Wednesday, August 20th, 2008 by Jarrod Whaley

Burt looking haggard on his pool table

Burt looking haggard on his pool table

I suppose it’s no coincidence that the term neo-noir only applies to films made after 1960 or so (the end of true film noir is often popularly seen as coinciding with Orson Welles’ stunning 1958 film Touch of Evil); the social and political climate which gave birth to the classic films noirs–the Great Depression and World War II being the most recognizable historical signposts of that era–had by that time begun to shift to one of revolution and anti-establishment protest.
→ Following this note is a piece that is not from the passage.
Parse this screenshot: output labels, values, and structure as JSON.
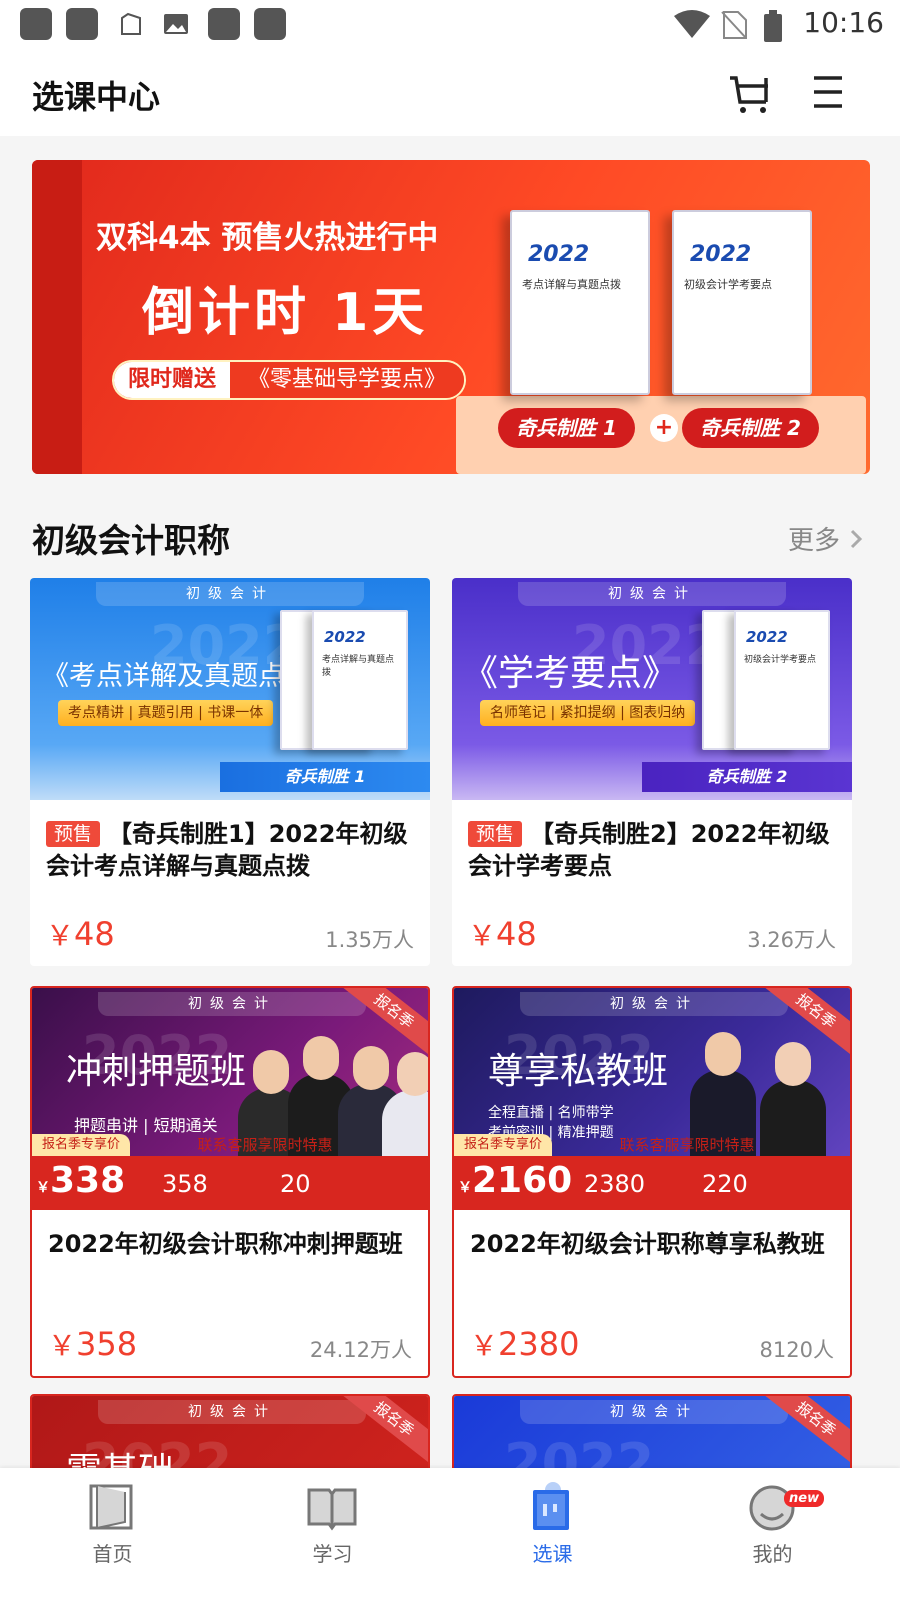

Noir had always been about the moral and existential quandaries born of a world seemingly poised to destroy itself.  By the time the 1960’s had headed back to the dressing room and the 1970’s had slouched onto the stage, a new kind of malaise had infected the popular consciousness, and it’s one from which we still suffer today: namely, cynicism and a general sense of collective self-disgust. The political, ethical, and psychological inclinations of a Polonsky or a Tourneur had in some fundamental way lost their social currency, and it is for this reason that film noir ceased to be a common cinematic type–not, as a more cursory examination of film history might lead one to believe, because of a sudden shift in film aesthetics. The “revolution” of the 1960’s had failed, and so irony (the handmaiden of cynicism) became a dominant artistic mode. It is within this unfortunate set of historical circumstances that Buzz Kulik’s Shamus is situated.